The Sandbox Environment for Generalizable Agent Research (SEGAR)
R Devon Hjelm, Bogdan Mazoure, Florian Golemo, Samira Ebrahimi Kahou,, Pedro Braga, Felipe Frujeri, Mihai Jalobeanu, Andrey Kolobov

TL;DR
SEGAR is a customizable, easy-to-use benchmark environment designed to facilitate research on generalization in reinforcement learning by allowing precise control over task distributions and measuring generalization performance.
Contribution
The paper introduces SEGAR, a flexible environment that improves the design, implementation, and evaluation of generalization benchmarks in RL research.
Findings
SEGAR enables easy specification of task distributions.
SEGAR facilitates measuring generalization performance.

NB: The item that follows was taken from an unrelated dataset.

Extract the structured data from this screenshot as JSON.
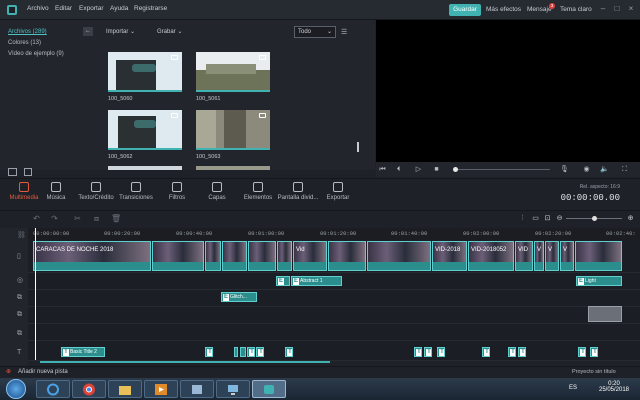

Experiments demonstrate SEGAR's utility in various research questions.
Abstract
A broad challenge of research on generalization for sequential decision-making tasks in interactive environments is designing benchmarks that clearly landmark progress. While there has been notable headway, current benchmarks either do not provide suitable exposure nor intuitive control of the underlying factors, are not easy-to-implement, customizable, or extensible, or are computationally expensive to run. We built the Sandbox Environment for Generalizable Agent Research (SEGAR) with all of these things in mind. SEGAR improves the ease and accountability of generalization research in RL, as generalization objectives can be easy designed by specifying task distributions, which in turns allows the researcher to measure the nature of the generalization objective. We present an overview of SEGAR and how it contributes to these goals, as well as experiments that demonstrate a few types of…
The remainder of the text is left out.